Двадцать четвертая недолго простояла пустой. Зато двадцать третья и по сей день опечатана, ее хозяин до сих пор под следствием; мне же пришлось фигурировать в деле в качестве основного свидетеля. Должен заметить, это было еще то удовольствие. Казимир Борисович Македонов был привлечен по обвинению в убийстве жены и в покушении на жизнь Зои Анатольевны Оглоблиной. Вел дело сам начальник следственного управления прокуратуры, и я честно выложил все, что знал. Вплоть до того, почему оказался в полночь в двадцать четвертой. Я позволил себе даже высказать собственные предположения относительно того, почему преступник был прикован наручниками к батарее парового отопления на кухне и кто, помимо него, нанес в этот вечер визит в злополучную квартиру.
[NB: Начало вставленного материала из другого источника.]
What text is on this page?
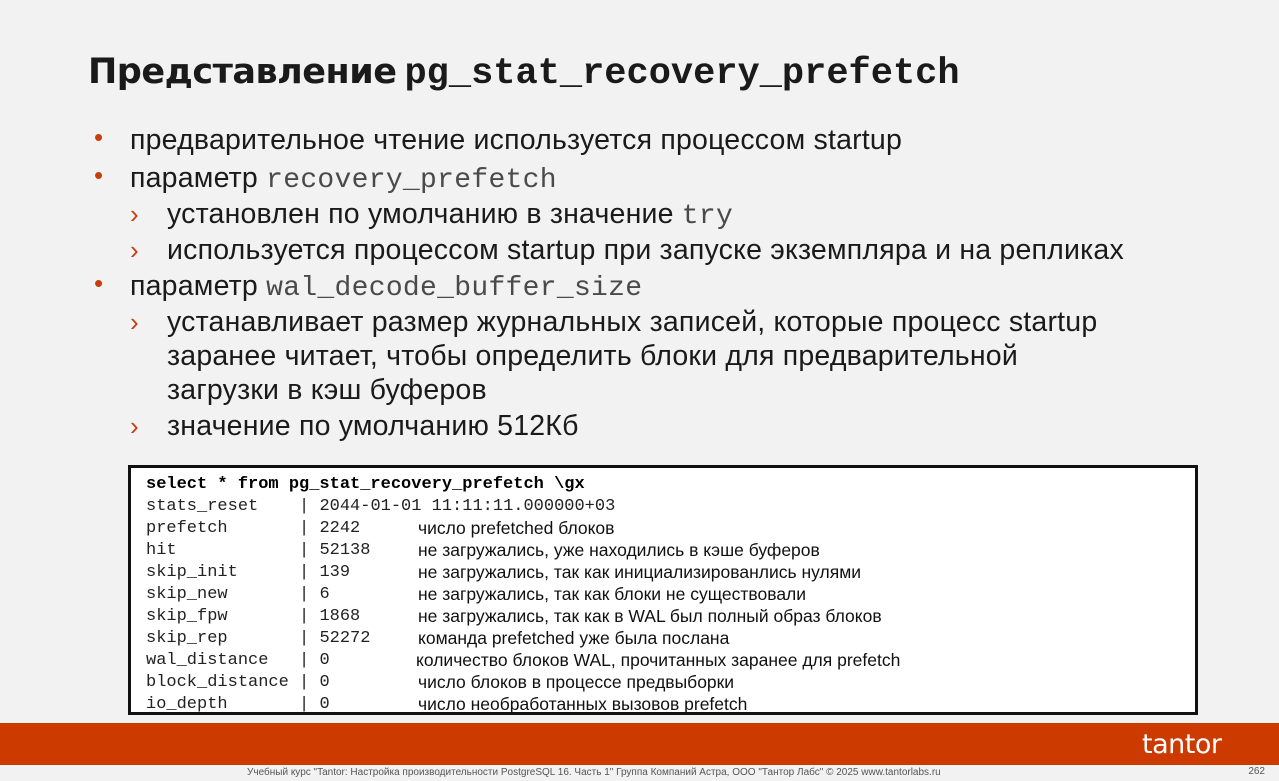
Представление pg_stat_recovery_prefetch
• предварительное чтение используется процессом startup
• параметр recovery_prefetch
› установлен по умолчанию в значение try
› используется процессом startup при запуске экземпляра и на репликах
• параметр wal_decode_buffer_size
› устанавливает размер журнальных записей, которые процесс startup
заранее читает, чтобы определить блоки для предварительной
загрузки в кэш буферов
› значение по умолчанию 512Кб
select * from pg_stat_recovery_prefetch \gx
stats_reset    | 2044-01-01 11:11:11.000000+03
prefetch       | 2242	число prefetched блоков
hit            | 52138	не загружались, уже находились в кэше буферов
skip_init      | 139	не загружались, так как инициализированлись нулями
skip_new       | 6	не загружались, так как блоки не существовали
skip_fpw       | 1868	не загружались, так как в WAL был полный образ блоков
skip_rep       | 52272	команда prefetched уже была послана
wal_distance   | 0	количество блоков WAL, прочитанных заранее для prefetch
block_distance | 0	число блоков в процессе предвыборки
io_depth       | 0	число необработанных вызовов prefetch
tantor
Учебный курс "Tantor: Настройка производительности PostgreSQL 16. Часть 1" Группа Компаний Астра, ООО "Тантор Лабс" © 2025 www.tantorlabs.ru	262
Старший советник юстиции выслушал все с большим любопытством, после чего меня больше не вызывали. Участковый Домушник посоветовал мне поменьше фантазировать, сославшись на то, что правосудие само разберется в этой запутанной истории, а нам, рядовым гражданам, лучше бы заняться частной жизнью. Которая все-таки лучше никакой.
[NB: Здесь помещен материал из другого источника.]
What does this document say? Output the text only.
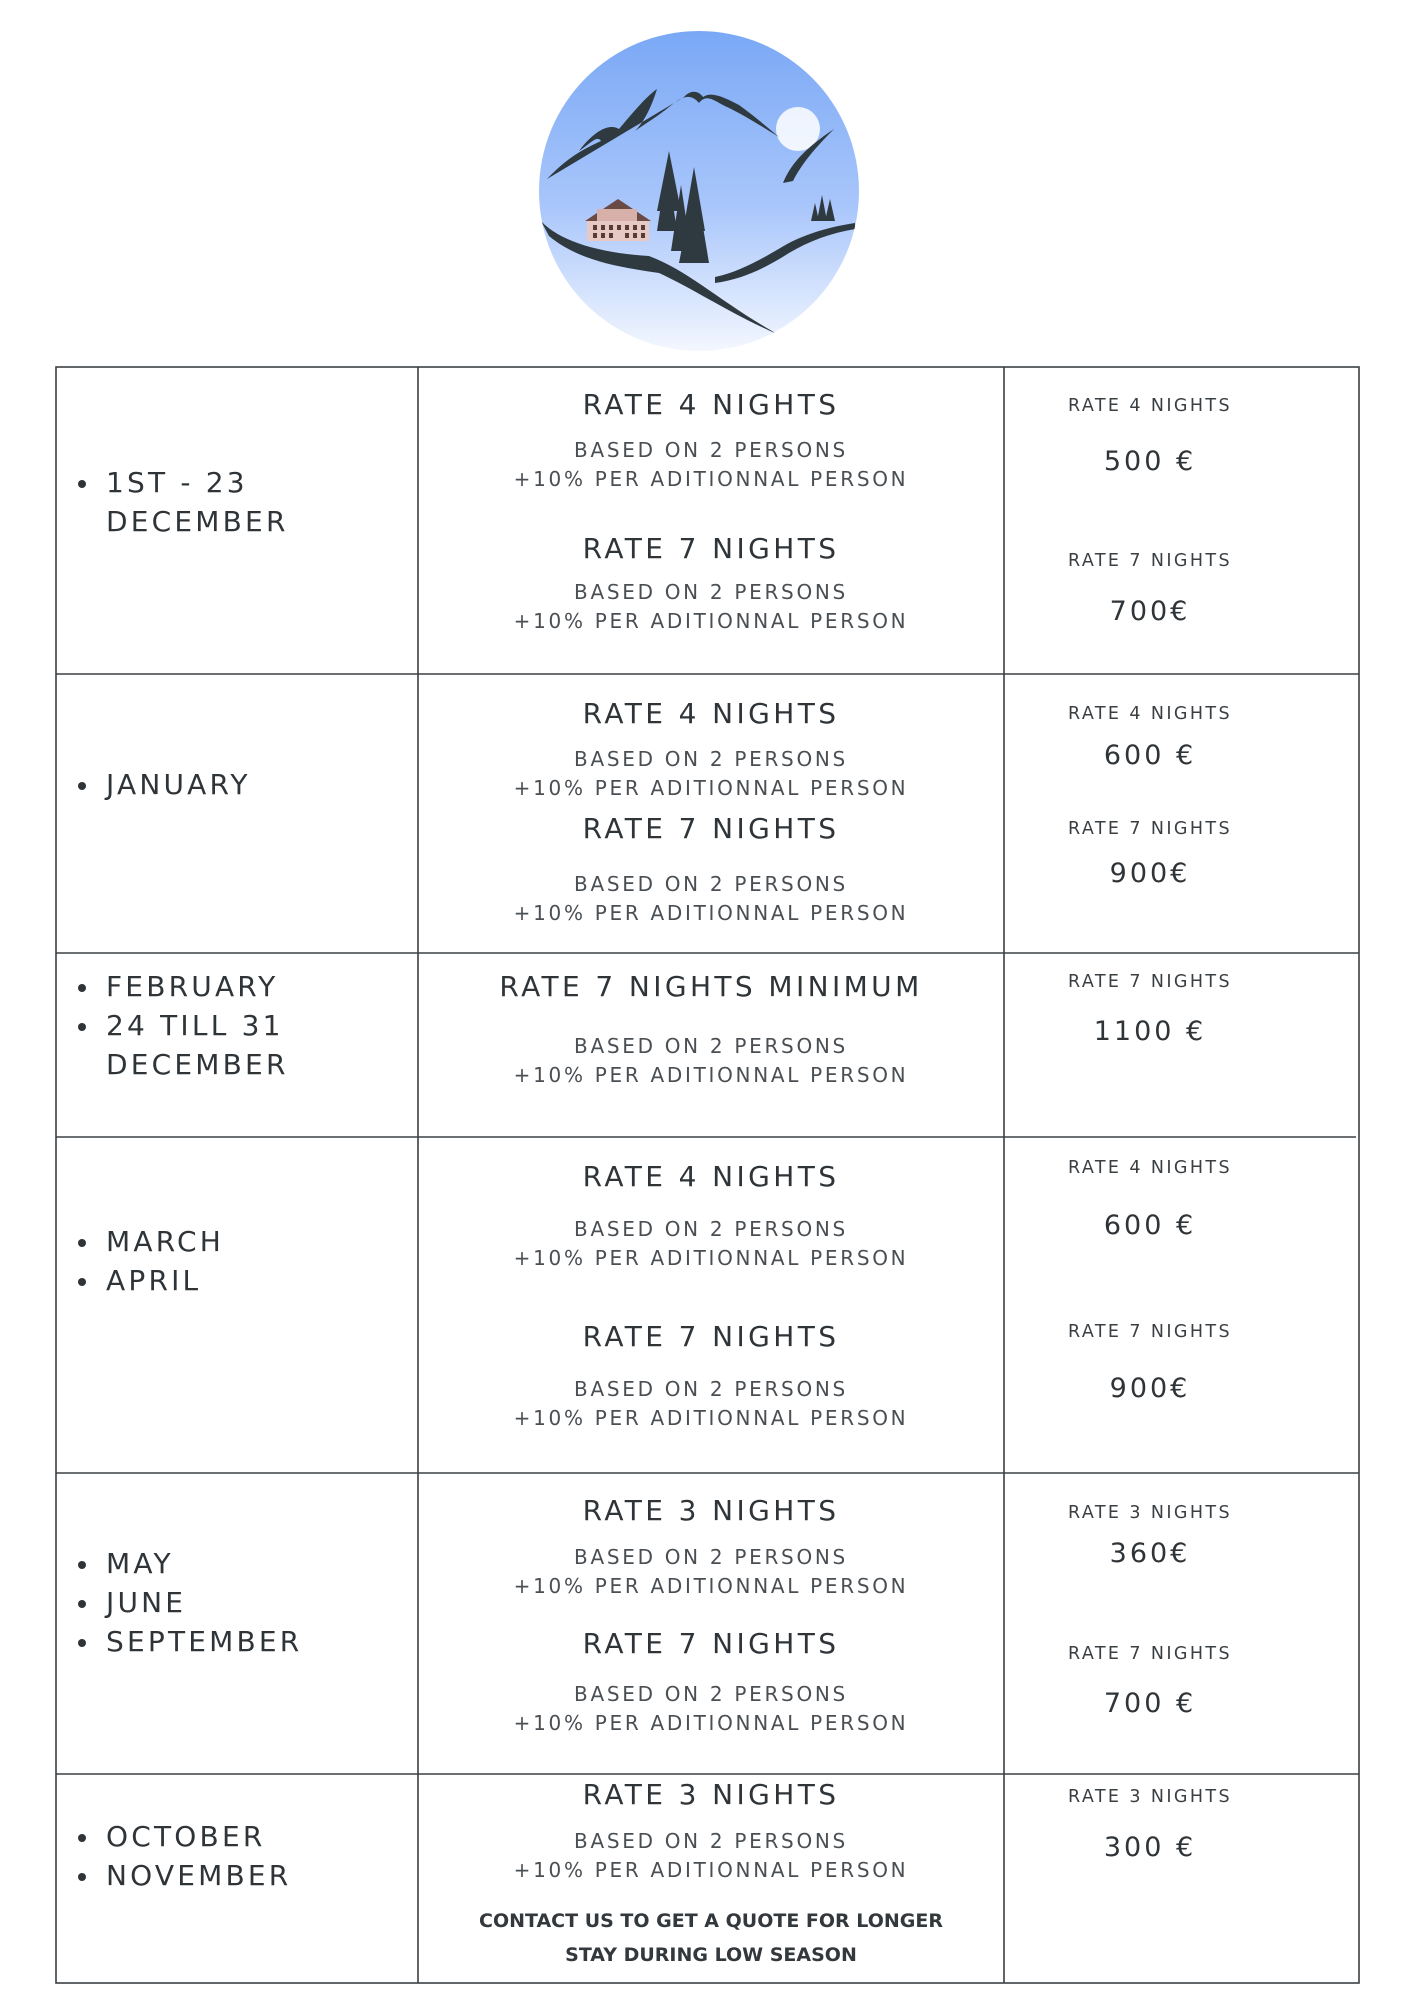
1ST - 23 DECEMBER
RATE 4 NIGHTS
BASED ON 2 PERSONS
+10% PER ADITIONNAL PERSON
RATE 7 NIGHTS
BASED ON 2 PERSONS
+10% PER ADITIONNAL PERSON
RATE 4 NIGHTS
500 €
RATE 7 NIGHTS
700€
JANUARY
RATE 4 NIGHTS
BASED ON 2 PERSONS
+10% PER ADITIONNAL PERSON
RATE 7 NIGHTS
BASED ON 2 PERSONS
+10% PER ADITIONNAL PERSON
RATE 4 NIGHTS
600 €
RATE 7 NIGHTS
900€
FEBRUARY
24 TILL 31 DECEMBER
RATE 7 NIGHTS MINIMUM
BASED ON 2 PERSONS
+10% PER ADITIONNAL PERSON
RATE 7 NIGHTS
1100 €
MARCH
APRIL
RATE 4 NIGHTS
BASED ON 2 PERSONS
+10% PER ADITIONNAL PERSON
RATE 7 NIGHTS
BASED ON 2 PERSONS
+10% PER ADITIONNAL PERSON
RATE 4 NIGHTS
600 €
RATE 7 NIGHTS
900€
MAY
JUNE
SEPTEMBER
RATE 3 NIGHTS
BASED ON 2 PERSONS
+10% PER ADITIONNAL PERSON
RATE 7 NIGHTS
BASED ON 2 PERSONS
+10% PER ADITIONNAL PERSON
RATE 3 NIGHTS
360€
RATE 7 NIGHTS
700 €
OCTOBER
NOVEMBER
RATE 3 NIGHTS
BASED ON 2 PERSONS
+10% PER ADITIONNAL PERSON
CONTACT US TO GET A QUOTE FOR LONGER
STAY DURING LOW SEASON
RATE 3 NIGHTS
300 €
Частной жизни, помимо работы и посещения лекций и семинаров, у меня в этот период не было, но я заткнулся, здраво рассудив, что раз нет трупа — нет и факта преступления. Зои также больше нет, и чего уж тут слезу точить. Поль по этому поводу глубокомысленно заметил: 'Женщин много, а ты, Джордж, у себя один.
Предательство закаляет дух мужчины'.
Но Поль не был белым европейцем двадцати пяти лет с довольно романтическим взглядом на жизнь. Совсем наоборот… К дьяволу! Что за день воспоминаний… Я вновь свирепо уставился в свои бумажки…
Около часу дня, когда я покуривал у подъезда, на пороге показался скотч-терьер Стивен, удерживаемый плетеным кожаным поводком, за конец которого судорожно цеплялся пацан лет тринадцати в распахнутой куртке. Едва переступив порог подъезда, пацан завопил: «Стой, бешеный!..»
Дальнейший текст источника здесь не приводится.